I think pine bonsai growing internet culture on forums has a very strong "
Just let it grow" element to it. Meanwhile though, pros and experts are doing a lot to evolve material ("add information" as Hagedorn says) even in or especially in early development, so by the time they get to a tree a certain no-backsies heft, there are enough established aspects of the tree to still pull off the original hoped-for design and size.

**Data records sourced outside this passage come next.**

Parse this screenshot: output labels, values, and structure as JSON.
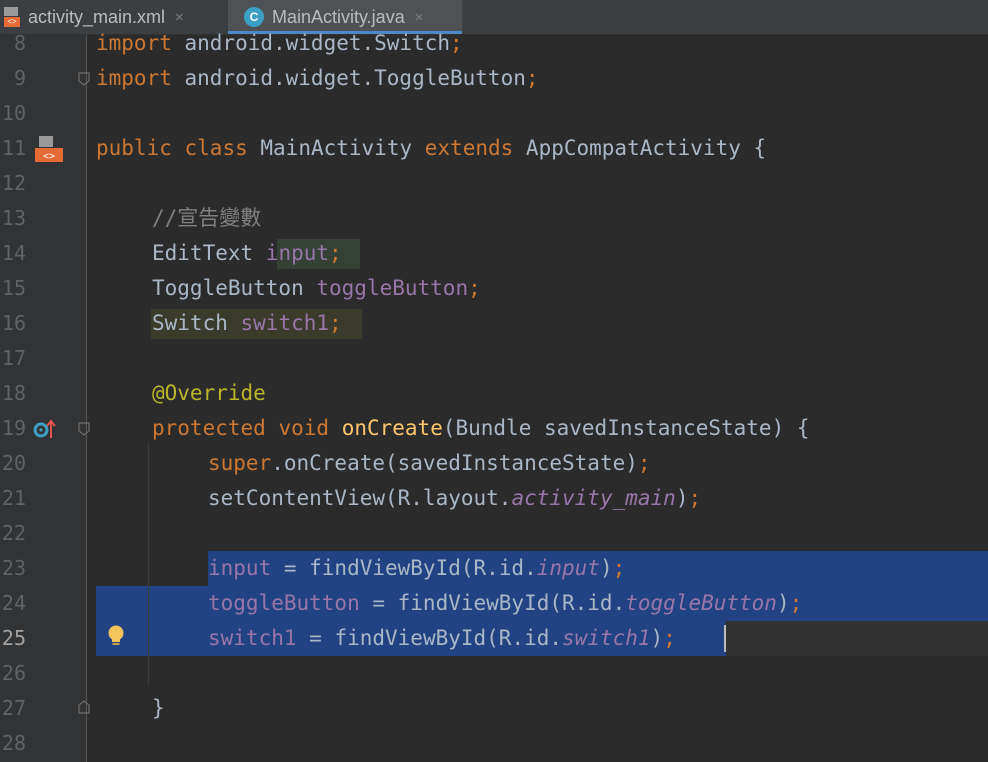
{
  "tabs": [
    {
      "label": "activity_main.xml",
      "icon": "xml-layout-file-icon",
      "active": false
    },
    {
      "label": "MainActivity.java",
      "icon": "java-class-c-icon",
      "icon_letter": "C",
      "active": true
    }
  ],
  "tab_close_glyph": "×",
  "gutter": {
    "line_numbers": [
      "8",
      "9",
      "10",
      "11",
      "12",
      "13",
      "14",
      "15",
      "16",
      "17",
      "18",
      "19",
      "20",
      "21",
      "22",
      "23",
      "24",
      "25",
      "26",
      "27",
      "28"
    ],
    "current_line": "25",
    "icons": [
      "layout-file-icon",
      "override-method-icon",
      "lightbulb-intention-icon"
    ]
  },
  "code": {
    "l8": {
      "kw": "import",
      "rest": " android.widget.Switch",
      "semi": ";"
    },
    "l9": {
      "kw": "import",
      "rest": " android.widget.ToggleButton",
      "semi": ";"
    },
    "l11": {
      "kw1": "public",
      "kw2": "class",
      "name": "MainActivity",
      "kw3": "extends",
      "rest": " AppCompatActivity {"
    },
    "l13": {
      "comment": "//宣告變數"
    },
    "l14": {
      "type": "EditText ",
      "field": "input",
      "semi": ";"
    },
    "l15": {
      "type": "ToggleButton ",
      "field": "toggleButton",
      "semi": ";"
    },
    "l16": {
      "type": "Switch ",
      "field": "switch1",
      "semi": ";"
    },
    "l18": {
      "annotation": "@Override"
    },
    "l19": {
      "kw1": "protected",
      "kw2": "void",
      "method": "onCreate",
      "rest": "(Bundle savedInstanceState) {"
    },
    "l20": {
      "kw": "super",
      "rest": ".onCreate(savedInstanceState)",
      "semi": ";"
    },
    "l21": {
      "pre": "setContentView(R.layout.",
      "static": "activity_main",
      "post": ")",
      "semi": ";"
    },
    "l23": {
      "field": "input",
      "pre": " = findViewById(R.id.",
      "static": "input",
      "post": ")",
      "semi": ";"
    },
    "l24": {
      "field": "toggleButton",
      "pre": " = findViewById(R.id.",
      "static": "toggleButton",
      "post": ")",
      "semi": ";"
    },
    "l25": {
      "field": "switch1",
      "pre": " = findViewById(R.id.",
      "static": "switch1",
      "post": ")",
      "semi": ";"
    },
    "l27": {
      "brace": "}"
    }
  },
  "colors": {
    "background": "#2b2b2b",
    "gutter": "#313335",
    "selection": "#214283",
    "keyword": "#cc7832",
    "field": "#9876aa",
    "method": "#ffc66d",
    "comment": "#808080",
    "annotation": "#bbb529",
    "text": "#a9b7c6"
  }
}
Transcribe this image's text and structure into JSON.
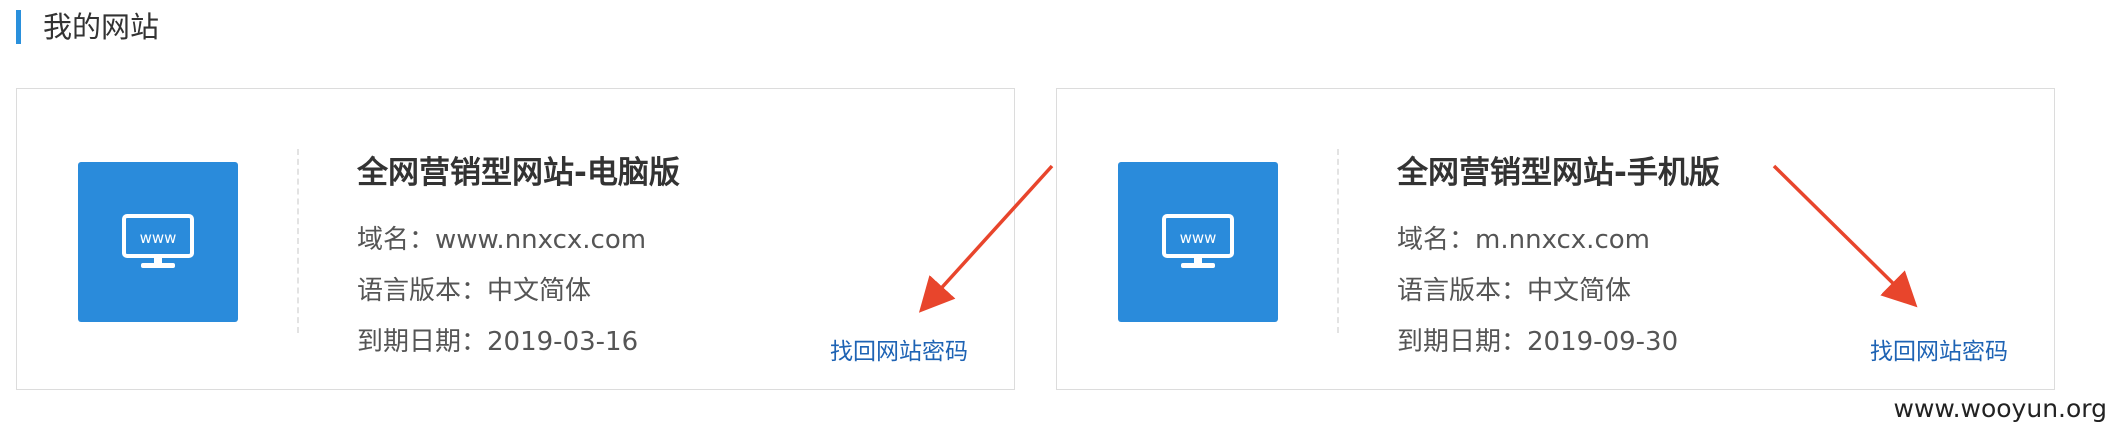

Certainly in expert's trees, the smaller the intended design size is, the less likely they've let it blow certain past points of no return for wiring branches down and starting on ramification. When I spent a few days with Daisaku Nomoto at LeftCoastBonsai last winter, one of his most scathing (and oft-repeated, as we worked through various species) criticisms of American and western bonsai was that we are starting on ramification far far far too late and ending up with leggy trees as a result. It could be part of the reason why shohin pines are kinda rare in this country -- you gotta be on top of things from year one and most of us are on year X + 5 before we realize what we're supposed to have been doing thus far
... I learned this the hard way, but as Hagedorn says, if you miss the window for one size, just go to the next size up. A lot of my early pines are gonna be some big-ass pines, but the last few years it's all shohin or as small as I can get (albeit with tall sacrificial leaders).
For me the off ramps for design options or size classes of pines are "kept in play" or kept available by:
- Holding back or hacking back (decandle or cut-to-a-needle) future "keep branches" while meanwhile allowing (a) sacrificial leader(s) to absolutely surge upwards/outwards
- Solo'ing out or simplifying and "poodling" (necking up, whatever) the sacrificial leaders
- Wiring branches down as much as possible, wire it all, wire often. Wiring is life.
- Wiring trunk lines and extensions to the trunk line every year, starting as early as physically possible (year 1 if the potting allows)
- Getting a front and angle set early so that all downstream-dependent decisions are more accessible without awkward operations
- Never allowing any piece of growth to remain "long, strong, straight & boring, elder, exterior to the design" for long.
Your tree has maybe passed a couple off ramps (trivial example: a shohin JBP), BUT, you have vigor in the canopy and movement in the trunk so there are still tons of options open. As long as you have an interesting trunk line you can always build a conifer from a single branch. More so with juniper than with pine, but still.
The following will assume a single trunk design. If this was my tree I would:
- Find the best front and best front angle (even if you've found it before, good to review in light of where branching is today)
- Prop up the tree to that best front and angle so it can stay in that position until the next repot window.
- Now that the base of the trunk is in position, find the best or "currently-favored" trunk line from base to tip -- doesn't matter if today's favored tip is not the ultimate apex or tip forever -- the tree should have a big running sacrificial leader to keep thickening anyhow.
- Now that the trunk line is chosen from base to tip, everything else is either a current/future-cued-up sacrificial runner, a primary branch, or some pretender-to-the-throne alternative trunkline. Things identified as branches get wired down to descend quickly with slightly upturned tips. Pretenders (i.e. wanna-be alternative trunk lines that lost the contest for which trunkline is best) are marked for future shortening or removal, but if the plan for them is shortening, then that'll be a branch. If it becomes a branch it should get wired down as much as is possible.
- (edit, I initially forgot this) In the above step, whorls shoud be resolved down to 2-junctions. Remove excess branches. Keep the most promising growth -- short first internode, strongest sub-shoots, etc.
- Commit to letting any sacrificial tips run hard because it lets me "play" elsewhere. They can be pruned and cleaned up, but an untouched running tip is needed if we're to start shortening/wiring/decandling other parts of the tree.
- Commit to either wiring down new branches or shoots as they pop up (and their new upwardly-turned tips) and letting those constantly extend and produce/strengthen interior growth (aka single flush style branch strengthening) OR to aggressively decandling them and quickly birfurcating. But choose one of those two paths. Under no circumstances leave them constantly growing upwards -- they'll just become unwirable pretenders. Some JBP artists might not wire down everything every time, but if they're doing that, they're probably decandling and we're talking about easy-to-wire-branches even as they're already a couple ramification levels in. Either way, they're not letting the pine run upwards on things that must become branches.
This outline produces the favorite trunkline in the favorite position/angle with a bunch of wired down branches that will become our fans or pads. Those wired down branches should be wired into spots where they minimally self-shade the tree and minimally shade each other out (i.e. Ryan Neil's "sustainable design" concept). If the spots where those branches are moved to produce a nice front view with foreground, midground, background, then we have something to work with. The rest is cycles of branch wiring (down), decandling, sacrifice extension/poodling, and eventually, fan spreading and pad formation.